Thinking of the counterfactuals is important when we talk about what we should be doing next. There are a lot of things going on in China that are disappointing, some of which are truly awful. What can we do, as governments, as investors, that will incentivize the Chinese government to improve their behavior? Needless to say, we need to keep the guardrails in place, and one of those guardrails is the US 7th Fleet in the Pacific. But right now, I fear that the Biden Administration is disengaging, saying things like China can’t even talk with us about our new Indo-Pacific Economic Framework. This also puts a lot of pressure on other countries in Asia. The US is effectively asking the rest of Asia to take sides. I really believe that this is not the most constructive way forward. And to narrow this down further for investors: Sure, we can take our money and go home. But if we invest in China on an active basis, doing due diligence, selecting companies that do business in a way that is aligned with our values, I think we can make money for our clients and we can move the needle in a small way. If we go home, we lose our voice.
Why did the rift between China and the West actually happen?

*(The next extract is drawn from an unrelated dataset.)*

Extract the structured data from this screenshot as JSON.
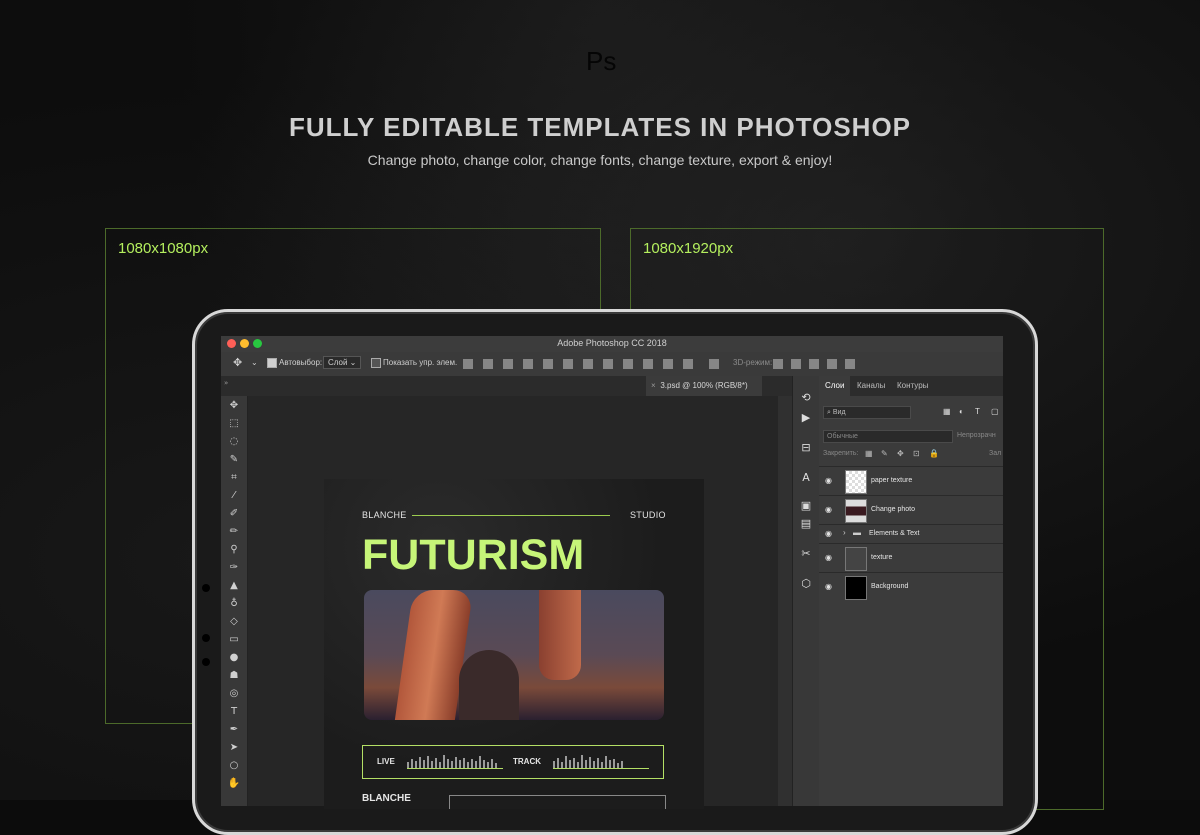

There were early stages of this in the Obama Administration where there was frustration with how slowly progress was being made on issues that were important to the Obama folks. Having been in government, I empathize with this. When you are a political appointee with a time horizon of two to three years, you have a really short period of time to get stuff done. And the Chinese government says «Well yeah, we’ll be around for a long time». But the rift dramatically ramped up with the trade war and then when the Trump Administration politicized Covid. Again, ask yourself: If we hadn’t taken the engagement approach with China over the last four decades, what would China look like today? I fear that if we give up now, if we treat China like an enemy, they are likely to become an enemy. One of the problems we have is that not enough people in the West, especially in our government today, actually know any normal people in China. People who run small businesses. They are only familiar with government officials or think tank people who are basically speaking for the government, and not realizing that once you get to know average Chinese people, they are pretty much like us. Is trying to isolate them going to make things better or worse? I strongly believe that there is a lot of evidence that if we provide the right incentives as well as guardrails, China will continue to open up.